Individuals with increased TG were more likely to have CMetS using both the NCEP-2005 (OR = 1.027, C.I. 0.015–0.039, p < 0.001) and the IDF-2005 models (OR = 1.015 C.I. 0.004–0.025, p < 0.001); similarly individuals with increased LDL were more likely to have CMetS using the NCEP-2005 (OR = 1.075, C.I. 0.020–0.134, p = 0.007) as well as the IDF-2005 models (OR = 1.064, C.I. 0.012–0.119, p = 0.016). These result are in harmony with a number of other publications [37, 69, 72, 73]. Studies also indicated that if lipid abnormalities are not treated as aggressively as individuals living without HIV, and this can pose severe management crisis and premature fatalities in PLWHA [74].
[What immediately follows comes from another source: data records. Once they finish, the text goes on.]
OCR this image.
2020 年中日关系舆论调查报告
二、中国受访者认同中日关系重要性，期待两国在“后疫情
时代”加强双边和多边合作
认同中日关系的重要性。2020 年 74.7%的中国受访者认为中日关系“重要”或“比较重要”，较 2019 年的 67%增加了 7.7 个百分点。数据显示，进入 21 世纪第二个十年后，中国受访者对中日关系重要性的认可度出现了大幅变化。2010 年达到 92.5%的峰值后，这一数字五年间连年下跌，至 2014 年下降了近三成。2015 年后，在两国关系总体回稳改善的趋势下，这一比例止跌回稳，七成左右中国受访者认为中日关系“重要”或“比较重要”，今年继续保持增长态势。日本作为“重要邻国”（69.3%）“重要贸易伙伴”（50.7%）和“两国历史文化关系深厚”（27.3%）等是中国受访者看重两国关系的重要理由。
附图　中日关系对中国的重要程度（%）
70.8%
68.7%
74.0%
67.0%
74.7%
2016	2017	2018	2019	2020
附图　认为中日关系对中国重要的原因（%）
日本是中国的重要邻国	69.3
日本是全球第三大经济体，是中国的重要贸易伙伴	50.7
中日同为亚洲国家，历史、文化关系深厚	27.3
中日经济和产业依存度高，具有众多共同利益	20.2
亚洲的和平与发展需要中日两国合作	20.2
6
Concerning the pattern of ART medication, 48.6% of the participants in our study were on 2NRTIs + 1INSTI regimen, 33.3% on 2NRTIs + 1NNRTI, 17.4% on 2NRTIs + 1PI, and 0.7% on 1NRTI + 1NNRTI + 1INSTI + 1PI regimen. This regimen pattern was similar to a number of other studies [30, 47, 53]. Besides, the role of ART in the development and progression of CMetS has been elucidated in several other studies, but no significant result was obtained in our study [68, 75]. On the other hand, individuals who had changed their baseline ART regimen had less likely to have CMetS (IDF-2005: OR = 0.926, C.I. 0.876–0.980, p = 0.007). This could be the newer ART medications have relatively fewer CMet effect than the orders [76], though this is still a point of debate among the scientific community. Several studies reported that ART regimens such as PIs and NNRTIs are considered as a significant contributor to the development and progression of CMetS in HIV infected population [77–81].
PLWHA without comorbidity were less likely to have CMetS (NCEP-2005: OR = 0.086, C.I. 0.025–0.292, p < 0.001). Among the comorbidities notably, Type 2 diabetes mellitus (T2DM), heart failure (HF), dyslipidemia and high BP were known to have a direct impact on the emergence of CMetS [82, 83].